Leftist Ravings?

Louis Proyect lnp3 at panix.com
Mon Oct 26 05:04:05 PST 1998

>When you find an alternative political strategy that will not lead to
>Nuremburg or Lubyanka or Tuol Sleng or Tien an Men, let me know. But you
>haven't found one.
>Brad DeLong

Why don't you add Wounded Knee to the place names found above? Demographers estimate that there were around 15 million North American Indians in 1492 and an 1890 census reported 250,000.

(From David Stannard's "The American Holocaust")

As Richard Drinnon has shown, in his book "Facing West: The Metaphysics of Indian-Hating and Empire-Building", America's revered found-fathers were themselves activists in the anti-Indian genocide. George Washington, in 1779, instructed Major General John Sullivan to attack the Iroquois and "lay waste all the settlements around. . . that the country may not be merely overrun but destroyed," urging the general not to "listen to any overture of peace before the total ruin of their settlements is effected." Sullivan did as instructed, he reported back, "destroy[ingl everything that contributes to their support" and turning "the whole of that beautiful region," wrote one early account, "from the character of a garden to a scene of-drear and sickening desolation." The Indians, this writer said, "were hunted like wild beasts" in a "war of extermination," something Washington approved of since, as he was to say in 1783, the Indians, after all, were little different from wolves, "both being beasts of prey, tho' they differ in shape."

And since the Indians were mere beasts, it followed that there was no cause for moral outrage when it was learned that, among other atrocities, the victorious troops had amused themselves by skinning the bodies of some Indians "from the hips downward, to make boot tops or leggings." For their part, the surviving Indians later referred to Washington by the nickname "Town Destroyer," for it was under his direct orders that at least 28 out of 30 Seneca towns from Lake Erie to the Mohawk River had been totally obliterated in a period of less than five years, as had all the towns and villages of the Mohawk, the Onondaga, and the Cayuga. As one of the Iroquois told Washington to his face in 1792: "to this day, when that name is heard, our women look behind them and turn pale, and our children cling close to the necks of their mothers."

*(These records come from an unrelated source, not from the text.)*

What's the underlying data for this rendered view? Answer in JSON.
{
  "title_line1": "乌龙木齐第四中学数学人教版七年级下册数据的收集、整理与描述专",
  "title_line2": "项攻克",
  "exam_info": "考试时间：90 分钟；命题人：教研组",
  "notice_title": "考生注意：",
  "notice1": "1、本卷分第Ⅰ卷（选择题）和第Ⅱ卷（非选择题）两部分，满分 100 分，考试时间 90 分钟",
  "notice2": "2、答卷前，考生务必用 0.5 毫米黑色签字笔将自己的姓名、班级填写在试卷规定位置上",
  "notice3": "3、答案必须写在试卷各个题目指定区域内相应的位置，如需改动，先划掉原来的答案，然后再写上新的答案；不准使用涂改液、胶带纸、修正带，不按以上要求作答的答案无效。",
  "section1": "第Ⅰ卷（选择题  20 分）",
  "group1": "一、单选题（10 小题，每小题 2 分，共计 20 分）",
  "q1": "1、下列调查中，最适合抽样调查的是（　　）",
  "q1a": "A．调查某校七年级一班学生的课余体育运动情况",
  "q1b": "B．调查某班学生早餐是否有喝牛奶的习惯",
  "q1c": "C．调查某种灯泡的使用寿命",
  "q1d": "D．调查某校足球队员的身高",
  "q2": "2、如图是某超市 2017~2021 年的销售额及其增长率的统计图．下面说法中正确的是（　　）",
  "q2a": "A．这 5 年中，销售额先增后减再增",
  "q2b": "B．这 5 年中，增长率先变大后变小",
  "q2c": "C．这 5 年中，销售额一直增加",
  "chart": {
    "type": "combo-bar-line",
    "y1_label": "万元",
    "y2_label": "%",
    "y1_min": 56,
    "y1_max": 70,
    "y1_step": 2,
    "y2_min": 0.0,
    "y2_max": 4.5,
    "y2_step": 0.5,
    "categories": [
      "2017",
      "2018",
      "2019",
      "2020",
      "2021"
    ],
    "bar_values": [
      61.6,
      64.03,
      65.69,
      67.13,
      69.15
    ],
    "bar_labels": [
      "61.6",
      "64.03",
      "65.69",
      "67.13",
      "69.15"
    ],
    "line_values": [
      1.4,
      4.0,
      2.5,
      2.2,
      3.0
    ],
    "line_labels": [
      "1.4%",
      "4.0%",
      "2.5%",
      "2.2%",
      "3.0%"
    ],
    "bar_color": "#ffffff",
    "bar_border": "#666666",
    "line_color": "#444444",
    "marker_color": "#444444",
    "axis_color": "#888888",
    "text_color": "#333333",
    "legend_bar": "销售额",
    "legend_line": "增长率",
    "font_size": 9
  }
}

They might well have clung close to the necks of their mothers when other names were mentioned as well--such as Adams or Monroe or Jackson. Or Jefferson, for example, who in 1807 instructed his Secretary of War that any Indians who resisted American expansion into their lands must be met with "the hatchet." "And . . . if ever we are constrained to lift the hatchet against any tribe," he wrote, "we will never lay it down till that tribe is exterminated, or is driven beyond the Mississippi," continuing: "in war, they will kill some of us; we shall destroy all of them." These were not offhand remarks, for five years later, in 1812, Jefferson again concluded that white Americans were "obliged" to drive the "backward" Indians "with the beasts of the forests into the Stony Mountains"; and one year later still, he added that the American government had no other choice before it than "to pursue [the Indians] to extermination, or drive them to new seats beyond our reach." Indeed, Jefferson's writings on Indians are filled with the straightforward assertion that the natives are to be given a simple choice--to be "extirpate[d] from the earth" or to remove themselves out of the Americans' way. Had these same words been enunciated by a German leader in 1939, and directed at European Jews, they would be engraved in modern memory. Since they were uttered by one of America's founding fathers, however, the most widely admired of the South's slaveholding philosophers of freedom, they conveniently have become lost to most historians in their insistent celebration of Jefferson's wisdom and humanity.